There’s also the place of reading—while others watch the sorry sight of the city and its journey into renewal, the inhibited writer is engrossed in a book on a city bus, even where she’s fastened between two ample-sized commuters who can’t understand why anyone is bent on reading, in that state; hot weather, stuffy bus and smelly roadside. Nah!
But, faced with the music of either dance or drown and strangled daily with ideas on the road to subsistence. I keep my sanity with reading on a bus anyhow.
Time is short these days and it is not about dying or growing old. It is about not knowing where the next Other project will take me and how long, bearing in mind that only a living soul can write, so here I am fighting between proposals and poetry and the new ideas that boggle my mind for narration.

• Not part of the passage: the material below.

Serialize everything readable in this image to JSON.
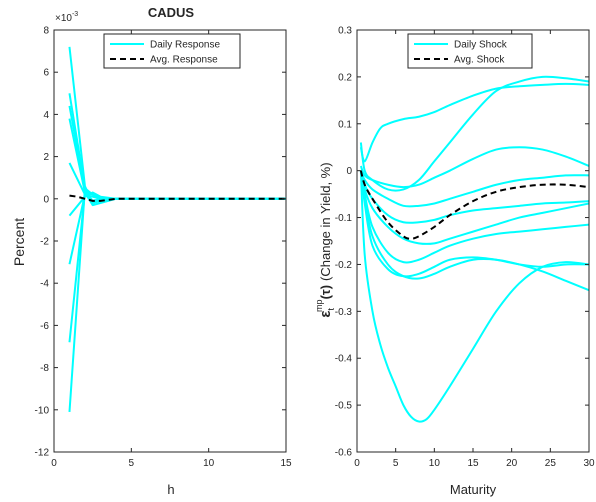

At times, I fear that I must come across as a bit weird to my clients, but one thing I have always reminded myself is; dedication to what you do is very important. I seem to have fared well, as I get a pat on my back and a pay cheque (that keeps me hoping for the big one). I am of faith that there’s some sunshine there.
I am certainly not the only writer who has each time pondered over why such a big burden of seeing what others don’t see, yet be denied as much pay check to even cater for humble needs, except you follow the rule of being ‘unnecessarily lazy and find a decent job.’ After all, it's just a romantic notion of reality written in stanzas or into a story.
Writing is a decent job! There are no smudges. (Except when the job is done and the reviews are unfriendly of course). And seriously, don't the many sleepless nights count. In those times of needful solitude; how does one explain that the absentmindedness and daydreams are as important to my work as endless dinners to meeting new clients are essential.
I am going to make a New Year resolution to remain a full-time writer next year in Nigeria. I am also going to learn the sax and build myself a gramophone and rewrite the Theory of Relativity and write poetry on the walls of Lagos and anyway, from then on, I don’t think it is going to be hard introducing what I do to people henceforth—I am a poet and I just finished writing a novel, which is in itself, still a work-in-progress until published. I do a bit of this and that and, I write.